Depending on the employee’s role at the company, the real cost of losing an employee is estimated at anywhere between 16 and 213 of the employee’s annual salary. This article contains an overview of how you can reduce employee turnover by hiring the best candidates, properly training your new hires, and keeping your existing employees happy.

1. Hire the Best Candidates

Attracting the most desirable job candidates is a key part of any successful startup or small business. Making sure that your business is hiring the best fit for your company is a vital part of reducing employee turnover.

  • Make sure new employees fit into your exising culture. Having a well-defined vision, mission, and code of ethics will lead to hiring employees that are a great fit into the company culture.

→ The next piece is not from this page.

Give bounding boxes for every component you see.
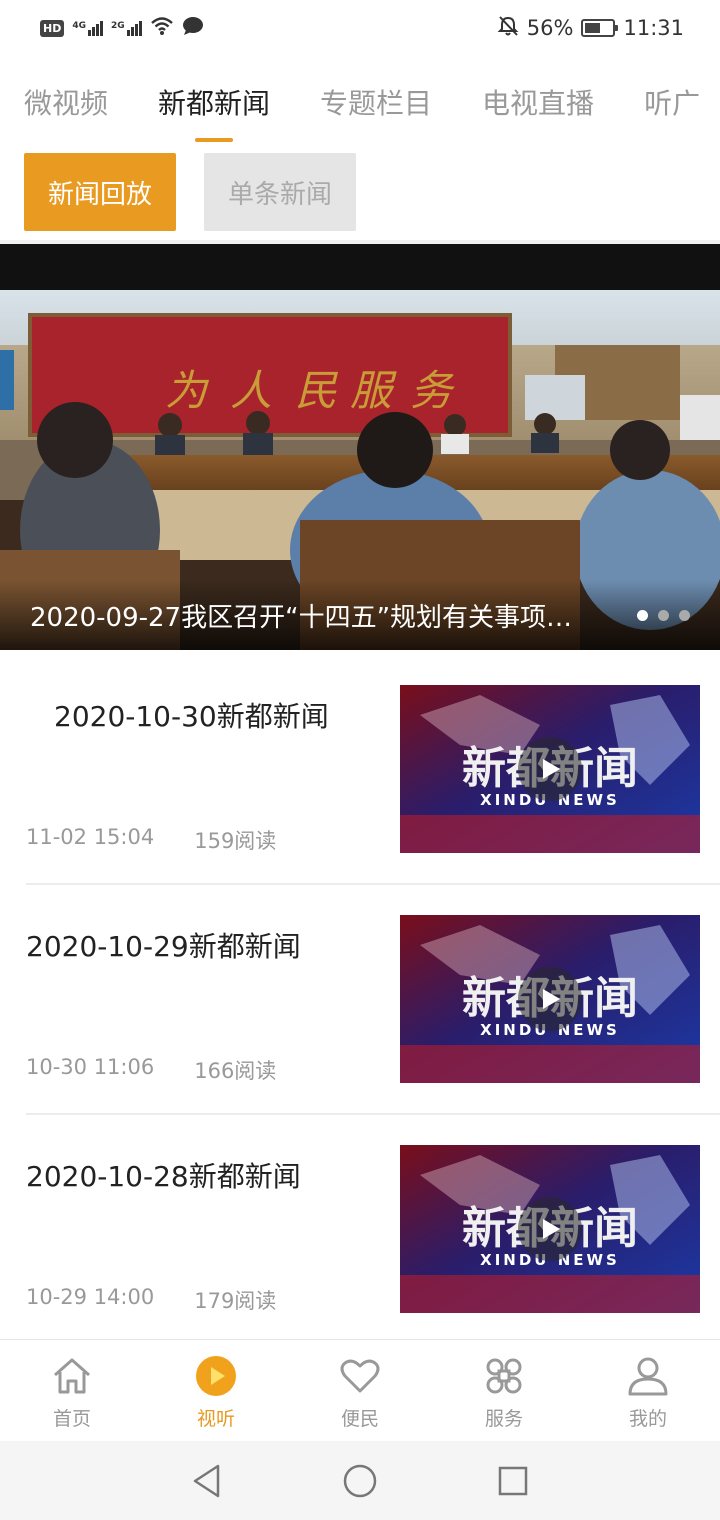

In addition to hiring the most desirable candidates, having a positive company cultures helps to improve your brand and reputation.

  • Use social media to your advantage. More small businesses are using online video tools, such as Skype and Google Hangout to conduct video interviews. In additon, small businesses are also using social media to screen their candidates. By viewing a candidate’s social media pages, you can learn about their work experience, interests, and connections. This is a great way to ensure a candidate is a good fit for your company culture.

  • Make hiring decisions a collective decision. Involve and engage their team members in the hiring process. This helps to foster new relationships as new employees are hired. This may involve including other team members in the interview process or implementing a referral program as an incentive for employees. Your employees are a great resource to help you assess whether potential candidates are a good fit in your company.

2. Properly Train New Hires

Training new employees is just as important as selecting the right candidate. An effective employee training program ensures that new hires are prepared in their new positions, giving them confidence and the resources they need. A well-structured hiring process will ensure that new hires feel welcome and ready to make an impact within the company.

  • Offer training content in a variety of forms. Training activities and materials can include: presentations, videos, formal meetings, manuals, handbooks, computer-based orientations, and team-building activities. Providing a variety of training methods can help to make the process more fun and engaging for new hires.

  • Delegate some of the smaller training tasks training to trusted staff members. This can help to free up time for you to focus on your primary role. While it is important for you to get to know your new employees, having the new hires spend one-on-one time with other staff members is important for fostering peer relationships among coworkers.

  • Not all training has to be formally planned. In fact, sess formal interactions are often less stressful and overwhelming than planned, strategic training session. Give new hires some real-world experience, such as shadowing a fellow employee, or sitting in on a meeting so that they may ask questions as they come up.

3. Keep Your Current Employees Happy

For small businesses, startups, and nonprofits competing with large businesses with big budgets, keeping your current employees happy is especially important.

  • Create a positive company culture. Creating a positive company culture is a direct reflection of your brand and makes your company stand out as an employer of choice. By making sure that your employees are engaged and having fun at work, you can boost employee loyalty and attract the best employee recruits.

  • Offer employee perks. Company perks are a great way to become an employer of choice. Non-monetary and low-cost perks can make a great deal of difference in employee satisfaction. Half-day Fridays, flexible work hours and casual dress codes are just a few easy-to-implement forms of employee perks that employees actually want.

  • Create a High-Feedback Environment. While no employee wants a manager hovering over their shoulder, completing a task or project only to find out they were on the wrong track is even worse. By clearly setting out realistic goals and providing feedback along the way, your employees will become more productive.